However, this doesn’t change the overall normalization of the fit result (blue) in any visible manner and thus doesn’t resolve my normalization issue for the histogram from createHistogram().

So, what am I missing? How do I correctly get the residual for my binned extended likelihood fit with binned templates? You can see that I tried many things, but now I am at a loss of why it doesn’t work and what else to try.

I would therefore be happy about any suggestions and explanations why the methods I tried do not work or how to make them work - and/or also for completely new suggestions how to correctly get the residual.

Thanks a lot.
Cheers
Valerie

vlang · July 28, 2015, 8:45am

Hi,

after quite a number of additional tries, I finally found a way to get the residual histogram to work. It is probably not the best way to do this, but at least it works and it post it here, in case others have run into the same problem as I did.

So, the way to extract a valid histogram from both the combined model pdf and the data is as follows:

# Get histogram from the pdfs result
nbins = (fitRange_max-fitRange_min)/hdata.GetXaxis().GetBinWidth(1)
hFitResult = combModel.createHistogram("fitResult_"+jetmult,varX,RooFit.Binning(int(nbins),fitRange_min,fitRange_max))
# Scale with fit results, since PDFs are normalized to 1
hFitResult.Scale((nqcd.getVal()+nsig.getVal()))

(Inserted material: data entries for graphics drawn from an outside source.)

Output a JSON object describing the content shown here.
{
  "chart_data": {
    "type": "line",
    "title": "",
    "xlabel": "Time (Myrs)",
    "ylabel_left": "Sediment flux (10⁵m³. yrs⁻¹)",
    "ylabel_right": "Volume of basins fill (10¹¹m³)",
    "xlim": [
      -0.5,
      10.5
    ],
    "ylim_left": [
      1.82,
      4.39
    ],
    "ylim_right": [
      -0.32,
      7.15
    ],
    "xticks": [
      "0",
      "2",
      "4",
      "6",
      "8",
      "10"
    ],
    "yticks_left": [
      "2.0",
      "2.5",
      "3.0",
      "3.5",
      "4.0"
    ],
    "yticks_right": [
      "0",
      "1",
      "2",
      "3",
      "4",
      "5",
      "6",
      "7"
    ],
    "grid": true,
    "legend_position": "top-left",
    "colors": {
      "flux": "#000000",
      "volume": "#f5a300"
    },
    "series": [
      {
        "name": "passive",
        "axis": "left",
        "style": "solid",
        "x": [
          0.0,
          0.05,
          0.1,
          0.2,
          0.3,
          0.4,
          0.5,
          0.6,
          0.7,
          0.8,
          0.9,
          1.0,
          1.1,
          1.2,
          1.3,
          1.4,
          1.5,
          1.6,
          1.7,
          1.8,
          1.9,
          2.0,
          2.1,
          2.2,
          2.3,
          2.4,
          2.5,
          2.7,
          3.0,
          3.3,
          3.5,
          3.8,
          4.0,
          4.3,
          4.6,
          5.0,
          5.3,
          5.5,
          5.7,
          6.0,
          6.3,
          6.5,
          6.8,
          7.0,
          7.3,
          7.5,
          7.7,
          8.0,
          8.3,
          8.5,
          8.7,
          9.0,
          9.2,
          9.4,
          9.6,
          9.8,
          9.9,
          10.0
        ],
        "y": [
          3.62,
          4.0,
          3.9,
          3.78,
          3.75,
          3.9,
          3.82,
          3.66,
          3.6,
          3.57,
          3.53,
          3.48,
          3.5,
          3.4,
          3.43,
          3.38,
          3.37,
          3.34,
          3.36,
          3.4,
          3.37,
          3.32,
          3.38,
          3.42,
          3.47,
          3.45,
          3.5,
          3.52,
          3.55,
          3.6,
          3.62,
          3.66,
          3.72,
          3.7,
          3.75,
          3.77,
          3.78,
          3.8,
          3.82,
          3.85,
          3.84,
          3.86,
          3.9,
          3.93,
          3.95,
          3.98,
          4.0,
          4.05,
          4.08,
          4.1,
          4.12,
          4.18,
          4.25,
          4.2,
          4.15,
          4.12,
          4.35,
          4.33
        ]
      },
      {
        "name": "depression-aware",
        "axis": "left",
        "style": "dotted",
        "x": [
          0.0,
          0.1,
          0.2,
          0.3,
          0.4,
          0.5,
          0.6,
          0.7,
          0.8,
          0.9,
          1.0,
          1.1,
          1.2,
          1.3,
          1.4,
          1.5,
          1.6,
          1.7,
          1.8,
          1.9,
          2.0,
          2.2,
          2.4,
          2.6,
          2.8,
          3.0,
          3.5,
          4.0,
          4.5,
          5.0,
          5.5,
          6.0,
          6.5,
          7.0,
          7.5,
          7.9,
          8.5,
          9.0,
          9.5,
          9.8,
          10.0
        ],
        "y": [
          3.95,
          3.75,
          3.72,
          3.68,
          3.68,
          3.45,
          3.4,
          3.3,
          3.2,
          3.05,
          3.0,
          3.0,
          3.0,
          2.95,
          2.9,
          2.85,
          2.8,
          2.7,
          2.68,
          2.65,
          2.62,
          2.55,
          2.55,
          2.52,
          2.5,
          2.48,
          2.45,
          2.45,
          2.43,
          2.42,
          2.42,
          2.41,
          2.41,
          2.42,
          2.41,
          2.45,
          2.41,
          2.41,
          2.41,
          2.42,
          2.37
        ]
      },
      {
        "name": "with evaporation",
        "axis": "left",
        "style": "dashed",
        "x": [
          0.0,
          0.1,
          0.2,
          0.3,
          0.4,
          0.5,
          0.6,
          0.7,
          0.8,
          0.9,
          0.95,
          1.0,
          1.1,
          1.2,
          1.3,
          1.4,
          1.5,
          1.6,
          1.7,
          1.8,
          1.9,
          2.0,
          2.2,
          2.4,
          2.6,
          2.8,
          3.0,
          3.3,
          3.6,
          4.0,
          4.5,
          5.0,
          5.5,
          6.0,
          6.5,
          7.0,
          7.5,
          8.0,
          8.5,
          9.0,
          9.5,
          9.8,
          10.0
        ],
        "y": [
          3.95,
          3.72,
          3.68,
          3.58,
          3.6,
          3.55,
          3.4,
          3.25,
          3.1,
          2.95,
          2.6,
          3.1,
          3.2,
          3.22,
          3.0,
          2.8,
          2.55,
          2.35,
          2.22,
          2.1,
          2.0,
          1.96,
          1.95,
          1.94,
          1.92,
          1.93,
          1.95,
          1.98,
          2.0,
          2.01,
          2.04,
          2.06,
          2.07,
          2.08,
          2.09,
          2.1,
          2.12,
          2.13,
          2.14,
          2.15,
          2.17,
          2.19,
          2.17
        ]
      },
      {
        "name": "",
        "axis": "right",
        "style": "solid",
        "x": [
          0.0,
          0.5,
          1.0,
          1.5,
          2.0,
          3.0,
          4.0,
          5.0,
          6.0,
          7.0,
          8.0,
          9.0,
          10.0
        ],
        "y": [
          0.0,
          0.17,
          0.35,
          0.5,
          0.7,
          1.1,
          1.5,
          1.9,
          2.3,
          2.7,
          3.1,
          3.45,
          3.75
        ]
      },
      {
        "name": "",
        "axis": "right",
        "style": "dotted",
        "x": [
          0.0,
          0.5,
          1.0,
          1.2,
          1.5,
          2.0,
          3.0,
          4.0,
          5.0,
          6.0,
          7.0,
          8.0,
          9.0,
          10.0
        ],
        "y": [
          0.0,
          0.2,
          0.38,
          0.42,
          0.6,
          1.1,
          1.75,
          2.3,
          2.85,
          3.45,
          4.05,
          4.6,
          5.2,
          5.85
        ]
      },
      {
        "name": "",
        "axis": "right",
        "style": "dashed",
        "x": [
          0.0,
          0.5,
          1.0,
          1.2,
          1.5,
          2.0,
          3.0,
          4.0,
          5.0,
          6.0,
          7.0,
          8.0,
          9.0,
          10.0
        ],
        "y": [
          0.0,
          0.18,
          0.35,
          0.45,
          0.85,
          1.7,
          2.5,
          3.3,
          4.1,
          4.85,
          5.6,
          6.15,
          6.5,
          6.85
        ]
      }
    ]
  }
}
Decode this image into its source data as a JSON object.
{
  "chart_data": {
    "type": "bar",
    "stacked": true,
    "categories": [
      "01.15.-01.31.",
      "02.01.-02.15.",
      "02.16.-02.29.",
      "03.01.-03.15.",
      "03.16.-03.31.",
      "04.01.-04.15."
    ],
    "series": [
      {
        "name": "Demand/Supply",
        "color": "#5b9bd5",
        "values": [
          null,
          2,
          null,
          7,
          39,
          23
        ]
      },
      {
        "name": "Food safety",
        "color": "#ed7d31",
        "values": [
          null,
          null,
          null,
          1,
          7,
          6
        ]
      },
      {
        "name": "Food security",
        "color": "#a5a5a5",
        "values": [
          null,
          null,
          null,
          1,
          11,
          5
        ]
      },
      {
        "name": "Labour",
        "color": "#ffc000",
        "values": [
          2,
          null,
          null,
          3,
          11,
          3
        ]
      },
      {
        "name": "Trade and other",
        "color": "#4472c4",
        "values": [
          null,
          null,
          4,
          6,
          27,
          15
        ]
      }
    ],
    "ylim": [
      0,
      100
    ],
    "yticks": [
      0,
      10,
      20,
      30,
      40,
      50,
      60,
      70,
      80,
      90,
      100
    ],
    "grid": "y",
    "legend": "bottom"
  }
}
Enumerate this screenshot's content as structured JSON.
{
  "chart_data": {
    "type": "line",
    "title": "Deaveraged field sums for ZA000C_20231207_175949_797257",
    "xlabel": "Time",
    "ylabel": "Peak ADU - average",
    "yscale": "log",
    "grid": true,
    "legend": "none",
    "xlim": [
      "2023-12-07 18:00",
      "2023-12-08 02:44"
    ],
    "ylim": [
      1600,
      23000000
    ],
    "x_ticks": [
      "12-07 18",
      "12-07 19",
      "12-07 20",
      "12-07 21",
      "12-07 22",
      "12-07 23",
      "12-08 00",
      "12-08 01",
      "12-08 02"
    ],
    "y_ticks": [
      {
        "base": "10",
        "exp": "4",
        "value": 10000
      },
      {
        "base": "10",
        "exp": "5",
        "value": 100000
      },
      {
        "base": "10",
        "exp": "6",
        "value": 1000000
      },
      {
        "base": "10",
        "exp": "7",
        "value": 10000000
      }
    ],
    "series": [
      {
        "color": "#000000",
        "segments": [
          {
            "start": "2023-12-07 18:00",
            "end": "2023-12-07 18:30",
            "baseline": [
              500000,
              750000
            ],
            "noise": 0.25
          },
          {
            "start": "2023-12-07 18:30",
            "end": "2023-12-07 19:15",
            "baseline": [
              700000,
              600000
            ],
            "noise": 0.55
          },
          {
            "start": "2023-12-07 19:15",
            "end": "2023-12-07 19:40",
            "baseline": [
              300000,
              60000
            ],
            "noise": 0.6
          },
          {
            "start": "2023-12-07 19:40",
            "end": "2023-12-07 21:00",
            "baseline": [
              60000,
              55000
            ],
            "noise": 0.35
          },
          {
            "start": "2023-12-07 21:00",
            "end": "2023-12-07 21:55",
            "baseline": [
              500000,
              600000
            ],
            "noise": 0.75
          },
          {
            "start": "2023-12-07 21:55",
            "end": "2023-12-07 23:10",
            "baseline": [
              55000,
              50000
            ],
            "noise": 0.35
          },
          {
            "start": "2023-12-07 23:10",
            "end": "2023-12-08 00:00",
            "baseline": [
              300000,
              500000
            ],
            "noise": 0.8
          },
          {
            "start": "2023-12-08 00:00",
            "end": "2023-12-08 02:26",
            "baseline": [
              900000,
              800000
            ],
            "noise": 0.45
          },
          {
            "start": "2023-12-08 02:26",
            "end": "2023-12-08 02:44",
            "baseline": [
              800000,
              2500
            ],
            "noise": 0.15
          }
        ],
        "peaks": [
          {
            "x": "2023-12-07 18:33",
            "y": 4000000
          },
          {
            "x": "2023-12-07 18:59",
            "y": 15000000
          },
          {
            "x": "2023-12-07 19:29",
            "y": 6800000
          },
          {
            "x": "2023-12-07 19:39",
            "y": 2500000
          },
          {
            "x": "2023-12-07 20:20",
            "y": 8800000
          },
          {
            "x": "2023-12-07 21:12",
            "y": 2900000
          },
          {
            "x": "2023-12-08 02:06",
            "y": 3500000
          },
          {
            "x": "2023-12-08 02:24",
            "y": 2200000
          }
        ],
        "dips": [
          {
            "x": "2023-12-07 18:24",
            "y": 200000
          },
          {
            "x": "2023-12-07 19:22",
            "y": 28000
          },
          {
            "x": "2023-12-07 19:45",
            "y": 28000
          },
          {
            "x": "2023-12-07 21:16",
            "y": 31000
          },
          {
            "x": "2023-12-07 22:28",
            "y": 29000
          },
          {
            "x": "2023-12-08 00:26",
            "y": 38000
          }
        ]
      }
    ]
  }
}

# Get the Residual from data and the fit result
hData = data.createHistogram("dataResult_"+jetmult,varX,RooFit.Binning(int(nbins),fitRange_min,fitRange_max))
hResidual = hData.Clone("residual_"+jetmult)
hResidual.Add(hFitResult,-1.)

The important part is the Binning() command in createHistogram(), as both ‘combModel’ which is a RooAddPdf object and ‘data’ which is a RooDataHist don’t seem to store and automatically return the binning from the original binned histograms which were used to create them (in the case of ‘data’, the original histogram was ‘hdata’). So, here the binning is calculated manually from the original histogram (hdata) again, and then imposed in the createHistogram() command.

Plotting the hFitResult (dashed cyan line) on top of the combModel.plotOn(xframe) command (dark blue line) and the hResidual in the lower second pad, the results now make sense, as you can see below.

The dashed cyan is now right on top of the blue where it should be, and the residual is above zero where data is above the fit result and below zero when it is vice versa.

I hope this helps others as well.
Cheers
Valerie